ワタシノセカイ・前編(1)
―――正義の弾丸軍要塞内・紅花夜空
体に溜まった呪いを陰陽術で潰す。
「本当に面倒くさい体質……」
死神の体質。触れたり刀を交えただけでも、その相手が"生"の属性を保有していた場合に、"死"の属性の呪いを流し込む。
それに対抗する方法は2つ。
白の"水"などが持つ"無"の属性で洗い流す。もしくは……。
『"死"の呪いは、"ウイルス"と同義の存在です』
前にセオリさんが言っていた。
つまり自身の免疫系を無理矢理呪いに適応させ、抗体を作り活性化させる。そうすることで呪いを捻り潰すことができる。
私にはそっちしかできない。
「よく耐える。しかし、それではいたずらに体力を減らしていくだけでしょう。キヒヒヒヒ」
「……確かに」
……はぁ。しかたないか。
「っ?」
急に刀を仕舞った私に、グリンは一瞬戸惑いを見せた。
「そりゃあ、本気を出さずにあんたに勝とうなんてさ、甘い考えだったなって、思っただけだよ」
「今までは本気ではなかったと?」
「そうでもないよ。この後も戦いが続くことを考えて、その上では本気出してたかな」
でもこいつがラスボスくらいの気でいかないと、勝てるわけないよね。そりゃ。
(ごめん、セオリさん。言いつけ、破ります)
そう思いながら過去の修行の日々でのことを思い出した。
―――数十日前、セオリとの修行時・デモル京近くの山脈の上
「あなた……、今のどうやったのですか……?」
私の魂源が暴走し、それがやっと収まった後でのことだ。セオリさんに困惑しながらそう訊かれた。
汗が吹き出し、山上の冷気が体を冷やし始めた。
「はぁ……、はぁ……。わかんないですよ。ただ、試合に必死で……」
「……話には聞いていましたが、私も初めて見ました。特に珍しい例だ」
「珍しい例? どゆこと?」
今の現象を知っている……? 今の周囲の景色が急に変わってしまったような現象を?
「修行の途中ですが、少し話しましょうか」
小屋横のベンチに座って話始めた。
「魂源が進化する、という事はご存じですか?」
進化?
「いや、白からも聞いたことないです」
「なるほど。あの方も深くは知らない可能性がありますね。私ですらあまり深くはわかっていませんから」
そうなんだ……。
「魂源は何かのきっかけで進化をすることがあるのです。神威や多重魂のような例外を覗き、大きく三つ進化先があるとされている」
そんなイーブイみたいに進化先があるの?
「あなたのは、そのうち一つ……」
―――現在
「魂界花:狂怖世界!!」
……セオリさんに教えてもらっていた時の事を思い出し、その世界を開いた。
気力を全て消費して世界を開くため、この後の戦闘には支障をきたす。故にあまりむやみに使うなとセオリさんから言いつけられていた。
しかしこいつはここまでしなくては勝てない。
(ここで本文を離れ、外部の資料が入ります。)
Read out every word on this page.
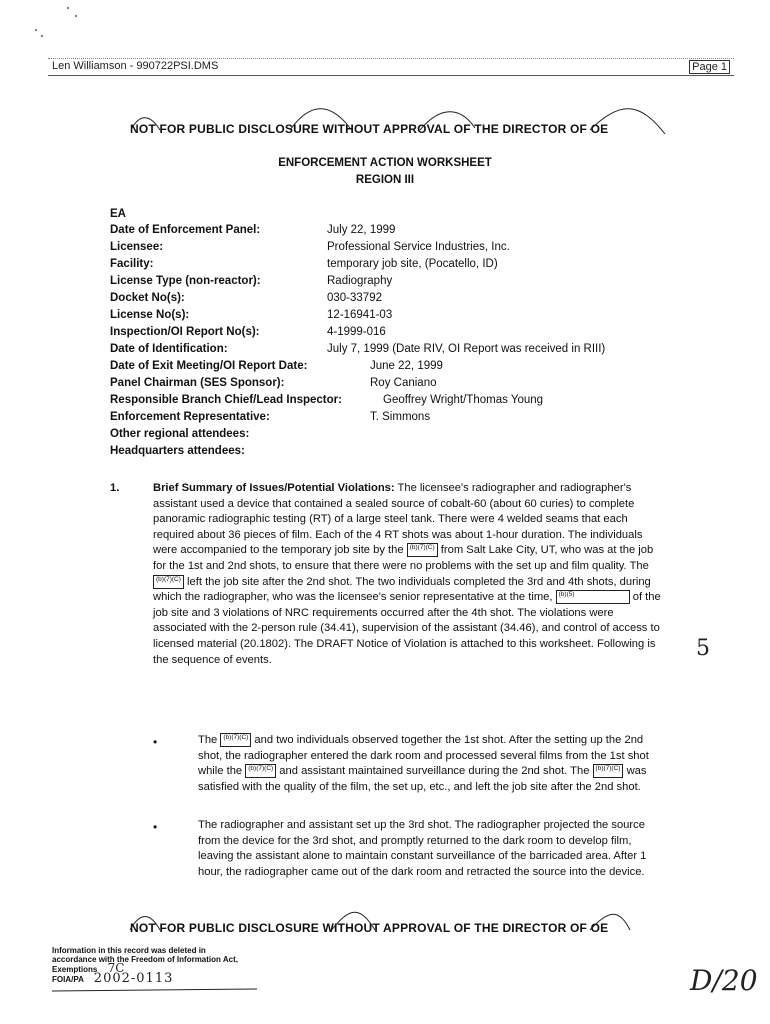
Len Williamson - 990722PSI.DMS	Page 1
NOT FOR PUBLIC DISCLOSURE WITHOUT APPROVAL OF THE DIRECTOR OF OE
ENFORCEMENT ACTION WORKSHEET
REGION III
EA
Date of Enforcement Panel:	July 22, 1999
Licensee:	Professional Service Industries, Inc.
Facility:	temporary job site, (Pocatello, ID)
License Type (non-reactor):	Radiography
Docket No(s):	030-33792
License No(s):	12-16941-03
Inspection/OI Report No(s):	4-1999-016
Date of Identification:	July 7, 1999 (Date RIV, OI Report was received in RIII)
Date of Exit Meeting/OI Report Date:	June 22, 1999
Panel Chairman (SES Sponsor):	Roy Caniano
Responsible Branch Chief/Lead Inspector:	Geoffrey Wright/Thomas Young
Enforcement Representative:	T. Simmons
Other regional attendees:
Headquarters attendees:
1.	Brief Summary of Issues/Potential Violations: The licensee's radiographer and radiographer's assistant used a device that contained a sealed source of cobalt-60 (about 60 curies) to complete panoramic radiographic testing (RT) of a large steel tank. There were 4 welded seams that each required about 36 pieces of film. Each of the 4 RT shots was about 1-hour duration. The individuals were accompanied to the temporary job site by the (b)(7)(C) from Salt Lake City, UT, who was at the job for the 1st and 2nd shots, to ensure that there were no problems with the set up and film quality. The (b)(7)(C) left the job site after the 2nd shot. The two individuals completed the 3rd and 4th shots, during which the radiographer, who was the licensee's senior representative at the time, (b)(5)	of the job site and 3 violations of NRC requirements occurred after the 4th shot. The violations were associated with the 2-person rule (34.41), supervision of the assistant (34.46), and control of access to licensed material (20.1802). The DRAFT Notice of Violation is attached to this worksheet. Following is the sequence of events.

•	The (b)(7)(C) and two individuals observed together the 1st shot. After the setting up the 2nd shot, the radiographer entered the dark room and processed several films from the 1st shot while the (b)(7)(C) and assistant maintained surveillance during the 2nd shot. The (b)(7)(C) was satisfied with the quality of the film, the set up, etc., and left the job site after the 2nd shot.
•	The radiographer and assistant set up the 3rd shot. The radiographer projected the source from the device for the 3rd shot, and promptly returned to the dark room to develop film, leaving the assistant alone to maintain constant surveillance of the barricaded area. After 1 hour, the radiographer came out of the dark room and retracted the source into the device.
NOT FOR PUBLIC DISCLOSURE WITHOUT APPROVAL OF THE DIRECTOR OF OE
Information in this record was deleted in
accordance with the Freedom of Information Act,
Exemptions 7C
FOIA/PA 2002-0113
5
D/20
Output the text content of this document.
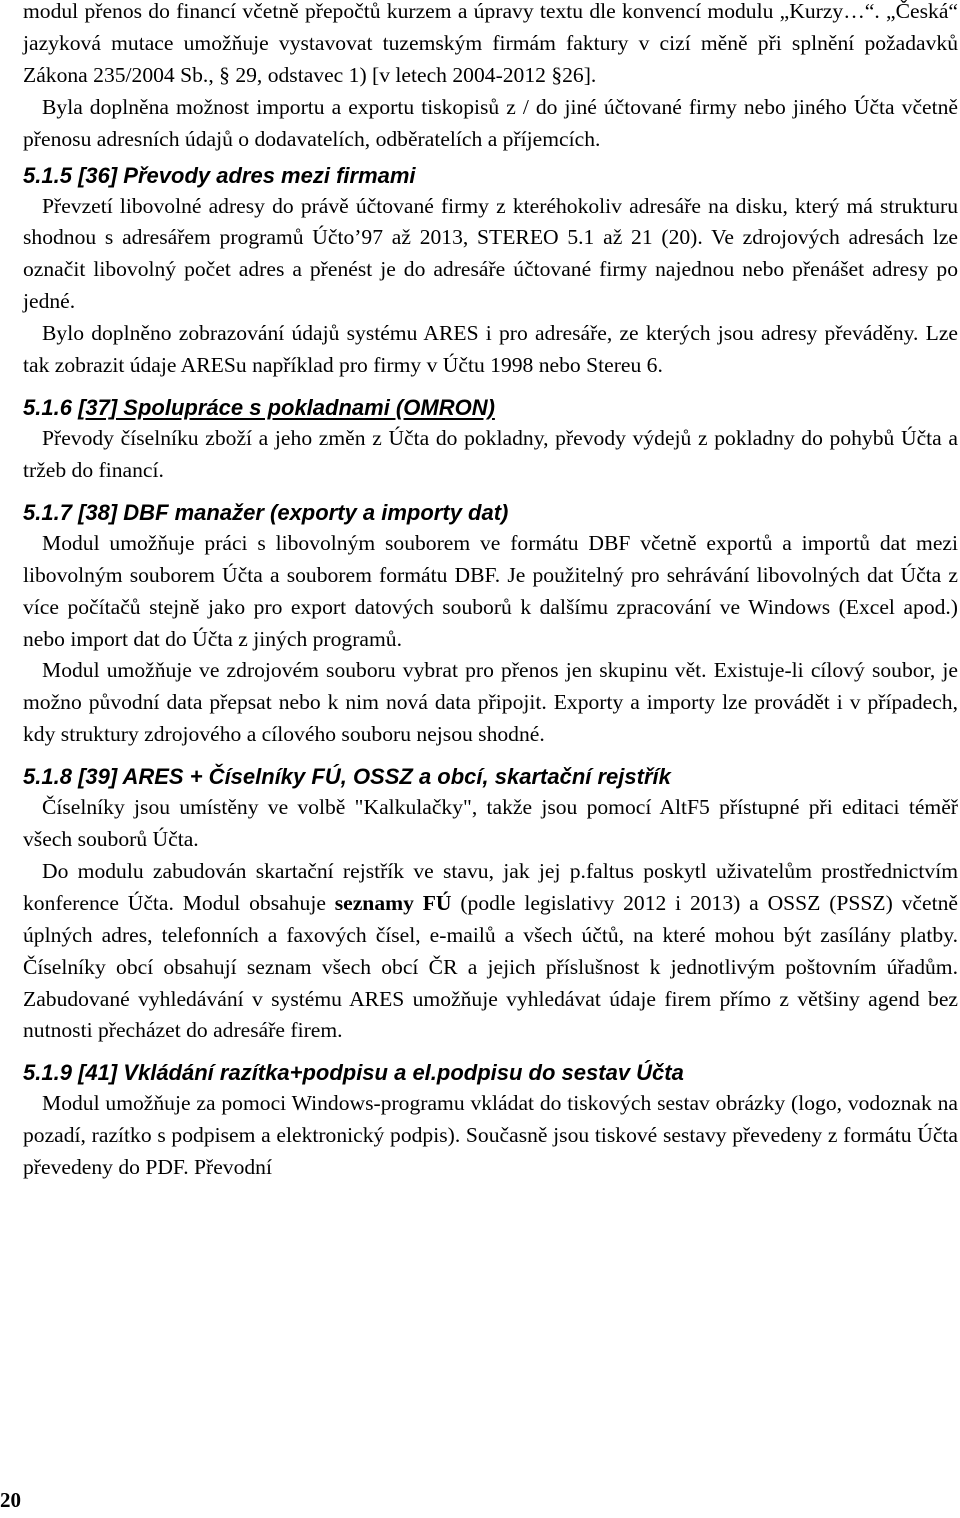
modul přenos do financí včetně přepočtů kurzem a úpravy textu dle konvencí modulu „Kurzy…“. „Česká“ jazyková mutace umožňuje vystavovat tuzemským firmám faktury v cizí měně při splnění požadavků Zákona 235/2004 Sb., § 29, odstavec 1) [v letech 2004-2012 §26].

Byla doplněna možnost importu a exportu tiskopisů z / do jiné účtované firmy nebo jiného Účta včetně přenosu adresních údajů o dodavatelích, odběratelích a příjemcích.

5.1.5 [36] Převody adres mezi firmami

Převzetí libovolné adresy do právě účtované firmy z kteréhokoliv adresáře na disku, který má strukturu shodnou s adresářem programů Účto’97 až 2013, STEREO 5.1 až 21 (20). Ve zdrojových adresách lze označit libovolný počet adres a přenést je do adresáře účtované firmy najednou nebo přenášet adresy po jedné.

Bylo doplněno zobrazování údajů systému ARES i pro adresáře, ze kterých jsou adresy převáděny. Lze tak zobrazit údaje ARESu například pro firmy v Účtu 1998 nebo Stereu 6.

5.1.6 [37] Spolupráce s pokladnami (OMRON)

Převody číselníku zboží a jeho změn z Účta do pokladny, převody výdejů z pokladny do pohybů Účta a tržeb do financí.

5.1.7 [38] DBF manažer (exporty a importy dat)

Modul umožňuje práci s libovolným souborem ve formátu DBF včetně exportů a importů dat mezi libovolným souborem Účta a souborem formátu DBF. Je použitelný pro sehrávání libovolných dat Účta z více počítačů stejně jako pro export datových souborů k dalšímu zpracování ve Windows (Excel apod.) nebo import dat do Účta z jiných programů.

Modul umožňuje ve zdrojovém souboru vybrat pro přenos jen skupinu vět. Existuje-li cílový soubor, je možno původní data přepsat nebo k nim nová data připojit. Exporty a importy lze provádět i v případech, kdy struktury zdrojového a cílového souboru nejsou shodné.

5.1.8 [39] ARES + Číselníky FÚ, OSSZ a obcí, skartační rejstřík

Číselníky jsou umístěny ve volbě "Kalkulačky", takže jsou pomocí AltF5 přístupné při editaci téměř všech souborů Účta.

Do modulu zabudován skartační rejstřík ve stavu, jak jej p.faltus poskytl uživatelům prostřednictvím konference Účta. Modul obsahuje seznamy FÚ (podle legislativy 2012 i 2013) a OSSZ (PSSZ) včetně úplných adres, telefonních a faxových čísel, e-mailů a všech účtů, na které mohou být zasílány platby. Číselníky obcí obsahují seznam všech obcí ČR a jejich příslušnost k jednotlivým poštovním úřadům. Zabudované vyhledávání v systému ARES umožňuje vyhledávat údaje firem přímo z většiny agend bez nutnosti přecházet do adresáře firem.

5.1.9 [41] Vkládání razítka+podpisu a el.podpisu do sestav Účta

Modul umožňuje za pomoci Windows-programu vkládat do tiskových sestav obrázky (logo, vodoznak na pozadí, razítko s podpisem a elektronický podpis). Současně jsou tiskové sestavy převedeny z formátu Účta převedeny do PDF. Převodní

20
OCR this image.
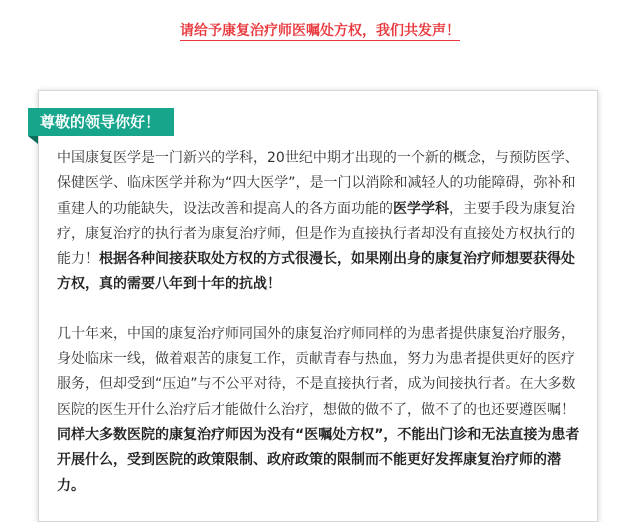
请给予康复治疗师医嘱处方权，我们共发声！
尊敬的领导你好！

中国康复医学是一门新兴的学科，20世纪中期才出现的一个新的概念，与预防医学、保健医学、临床医学并称为“四大医学”，是一门以消除和减轻人的功能障碍，弥补和重建人的功能缺失，设法改善和提高人的各方面功能的医学学科，主要手段为康复治疗，康复治疗的执行者为康复治疗师，但是作为直接执行者却没有直接处方权执行的能力！根据各种间接获取处方权的方式很漫长，如果刚出身的康复治疗师想要获得处方权，真的需要八年到十年的抗战！

几十年来，中国的康复治疗师同国外的康复治疗师同样的为患者提供康复治疗服务，身处临床一线，做着艰苦的康复工作，贡献青春与热血，努力为患者提供更好的医疗服务，但却受到“压迫”与不公平对待，不是直接执行者，成为间接执行者。在大多数医院的医生开什么治疗后才能做什么治疗，想做的做不了，做不了的也还要遵医嘱！同样大多数医院的康复治疗师因为没有“医嘱处方权”，不能出门诊和无法直接为患者开展什么，受到医院的政策限制、政府政策的限制而不能更好发挥康复治疗师的潜力。
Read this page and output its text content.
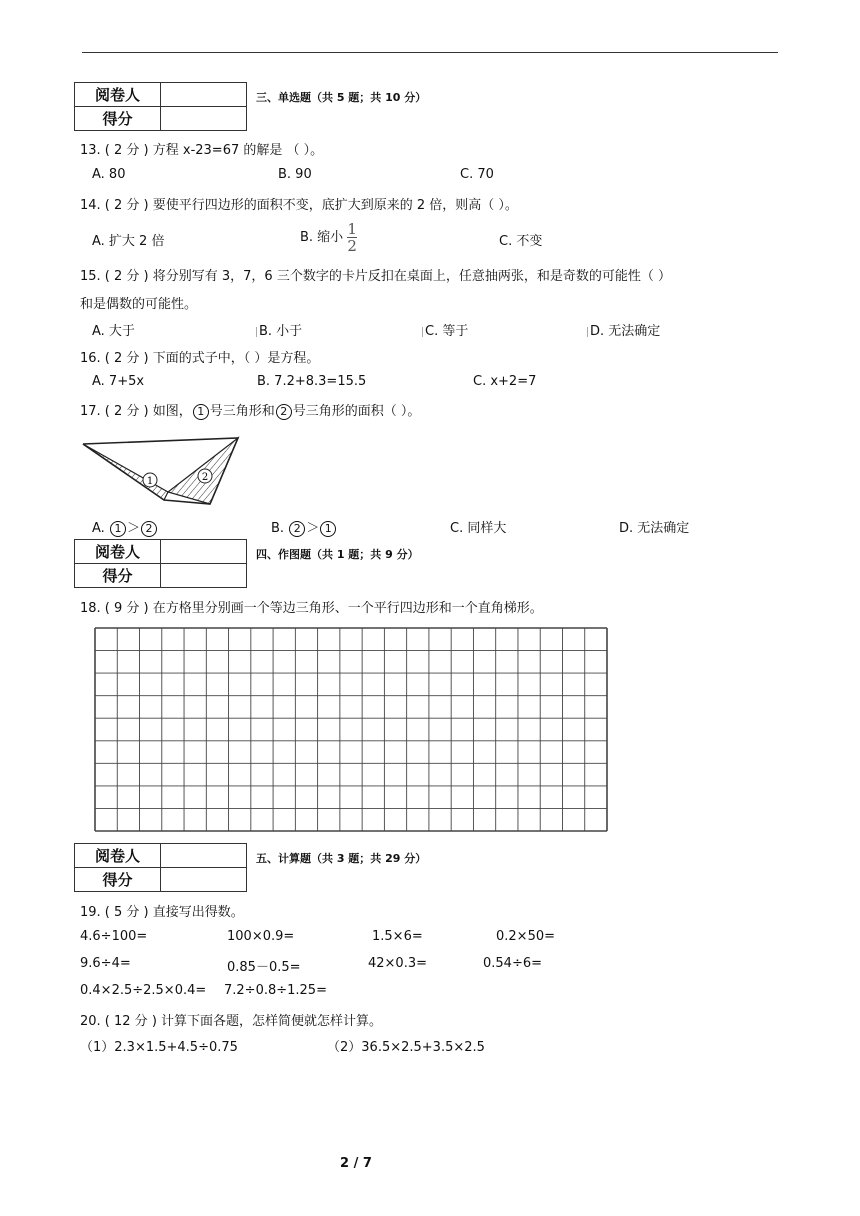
阅卷人	
得分	
三、单选题（共 5 题；共 10 分）
13. ( 2 分 ) 方程 x-23=67 的解是 （ ）。
A. 80	B. 90	C. 70
14. ( 2 分 ) 要使平行四边形的面积不变，底扩大到原来的 2 倍，则高（ ）。
A. 扩大 2 倍	B. 缩小 $\frac{1}{2}$	C. 不变
15. ( 2 分 ) 将分别写有 3，7，6 三个数字的卡片反扣在桌面上，任意抽两张，和是奇数的可能性（ ）
和是偶数的可能性。
A. 大于	B. 小于	C. 等于	D. 无法确定
16. ( 2 分 ) 下面的式子中，（ ）是方程。
A. 7+5x	B. 7.2+8.3=15.5	C. x+2=7
17. ( 2 分 ) 如图， 1 号三角形和 2 号三角形的面积（ ）。
1	2
A. 1 ＞ 2	B. 2 ＞ 1	C. 同样大	D. 无法确定
阅卷人	
得分	
四、作图题（共 1 题；共 9 分）
18. ( 9 分 ) 在方格里分别画一个等边三角形、一个平行四边形和一个直角梯形。
阅卷人	
得分	
五、计算题（共 3 题；共 29 分）
19. ( 5 分 ) 直接写出得数。
4.6÷100=	100×0.9=	1.5×6=	0.2×50=
9.6÷4=	0.85－0.5=	42×0.3=	0.54÷6=
0.4×2.5÷2.5×0.4= 7.2÷0.8÷1.25=
20. ( 12 分 ) 计算下面各题，怎样简便就怎样计算。
（1）2.3×1.5+4.5÷0.75	（2）36.5×2.5+3.5×2.5
2 / 7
あとの事は、あとの私がどうにかすればいい。
「ほう……、魂界花とは……。珍しいものを見ることができましたね」
グリンが笑いながら言った。当然ご存じらしい。
「これは私の"確定"が支配する世界。あなたを逃がすようなことはない」
いつもいつもこいつには逃げられてきた。だからといってその時々でこいつを仕留め切れていたかと言われればわからないが、神出鬼没のこいつの転移能力にはうんざりさせられてきた。
「あなたはもう、勝てないよ」
「ふん。こんな世界を開いたところで。よくも思い上がれたものです!」
敵討ちのための戦いが、今、始まる。